Harrison on his day of donation in 2016 with his Gift of Life blanket, signed by staff members with well wishes and expressions of thanks.
“I was ecstatic, having the opportunity to save someone’s life is a once-in-a-lifetime opportunity,” said Harrison. “To do it at 19 years old was an experience that I have a hard time putting into words.”
Meanwhile, after Sandy’s transplant, and with his wife Blanca’s constant support, he began to recover and to plan ahead for the time when he could return to work. He also wondered who his generous donor was, someone who would give bone marrow to a complete stranger to save their life. In the United States, donors and recipients may not learn each other’s identities until a year after the transplant, and can only communicate through anonymous letters during that time.
Then, only a month before the date when Sandy could apply to learn his donor’s identity, Gift of Life called and asked if he would like to be introduced to his donor in Florida at an upcoming event. Even though he had a lifelong career in aviation and had traveled all over the world, this particular trip would be truly special.
“It is very emotional and humbling knowing there are wonderful, caring people willing to help a total stranger,” said Sandy.
On the stage at the symposium banquet, Sandy was full of anticipation as Gift of Life Chairman Bill Begal told him that his donor felt that he was the lucky one for having been given the opportunity to help someone else. He then asked Harrison to come forward and meet Sandy.

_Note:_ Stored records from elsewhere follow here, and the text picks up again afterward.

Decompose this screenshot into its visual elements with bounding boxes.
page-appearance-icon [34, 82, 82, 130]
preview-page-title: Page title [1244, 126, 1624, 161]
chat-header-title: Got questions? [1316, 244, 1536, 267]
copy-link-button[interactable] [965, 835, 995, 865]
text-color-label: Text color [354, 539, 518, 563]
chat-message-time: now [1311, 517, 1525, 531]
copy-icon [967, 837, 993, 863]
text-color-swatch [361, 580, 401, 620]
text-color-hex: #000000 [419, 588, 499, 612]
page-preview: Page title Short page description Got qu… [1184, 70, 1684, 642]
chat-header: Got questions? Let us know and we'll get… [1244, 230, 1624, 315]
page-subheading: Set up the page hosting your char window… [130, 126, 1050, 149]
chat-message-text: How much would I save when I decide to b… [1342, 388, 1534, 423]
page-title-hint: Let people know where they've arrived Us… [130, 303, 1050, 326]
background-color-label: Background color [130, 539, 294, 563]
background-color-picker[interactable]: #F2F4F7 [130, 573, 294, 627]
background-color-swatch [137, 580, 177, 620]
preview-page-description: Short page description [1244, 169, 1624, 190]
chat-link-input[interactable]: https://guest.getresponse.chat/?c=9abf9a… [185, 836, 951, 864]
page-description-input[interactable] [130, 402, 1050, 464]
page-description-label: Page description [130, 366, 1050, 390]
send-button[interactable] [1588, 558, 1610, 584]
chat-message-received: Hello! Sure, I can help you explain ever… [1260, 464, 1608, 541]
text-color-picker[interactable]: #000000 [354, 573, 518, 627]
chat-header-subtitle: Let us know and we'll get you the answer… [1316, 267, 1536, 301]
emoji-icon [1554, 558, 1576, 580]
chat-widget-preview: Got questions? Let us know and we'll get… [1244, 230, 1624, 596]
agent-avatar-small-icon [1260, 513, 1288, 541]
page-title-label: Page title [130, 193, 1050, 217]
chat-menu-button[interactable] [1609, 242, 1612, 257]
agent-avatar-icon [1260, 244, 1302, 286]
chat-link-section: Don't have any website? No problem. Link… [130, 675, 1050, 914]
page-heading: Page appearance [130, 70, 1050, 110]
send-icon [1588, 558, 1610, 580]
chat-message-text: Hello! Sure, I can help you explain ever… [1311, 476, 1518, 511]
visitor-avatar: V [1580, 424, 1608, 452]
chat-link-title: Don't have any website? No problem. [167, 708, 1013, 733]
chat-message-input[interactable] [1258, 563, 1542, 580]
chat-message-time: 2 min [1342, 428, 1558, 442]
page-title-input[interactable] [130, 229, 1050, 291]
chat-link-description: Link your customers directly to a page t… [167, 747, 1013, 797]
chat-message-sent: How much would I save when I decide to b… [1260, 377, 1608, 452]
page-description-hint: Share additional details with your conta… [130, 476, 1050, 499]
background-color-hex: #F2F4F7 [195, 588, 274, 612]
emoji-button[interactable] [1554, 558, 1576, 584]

As the two men embraced the room filled with applause and cheers.
“Meeting Harrison is the gift of life,” Sandy told the audience. “He has given me a future, a chance to watch my grandkids grow up, and to spend more years with my rock – my wife. There are no words, my family has now grown.”
Harrison offered an emotional thanks to his family for their role in saving Sandy. “One of the best things that ever happened to me, donating to Sandy, was because my family gave me the opportunity. I went with my dad to join the registry, and I want to thank my mother because there’s no way I could have gone through donating without her. I was young and scared and some people thought I was putting myself in jeopardy, but my mother said ‘This is something you will be proud of for the rest of your life’ – and she was right.”
Harrison also offered the Campus Ambassadors in the room a meaningful message. “When you swab someone, you’re giving them the opportunity to do more than change another person’s life, you’re giving them the chance to change their own lives.”
Harrison and Sandy were presented with the Gift of Life Partners for Life award, commemorating the day they met for the first time.
Just over a week after meeting Harrison, Sandy returned to work sporting a brand new tattoo featuring the Gift of Life logo with the caption, “Forever grateful to Gift of Life and Harrison Cohn.” His first assignment back on the aviation job he loves so much was in El Salvador.
Harrison is a political science major at Indiana University, who also enjoys playing basketball and reading.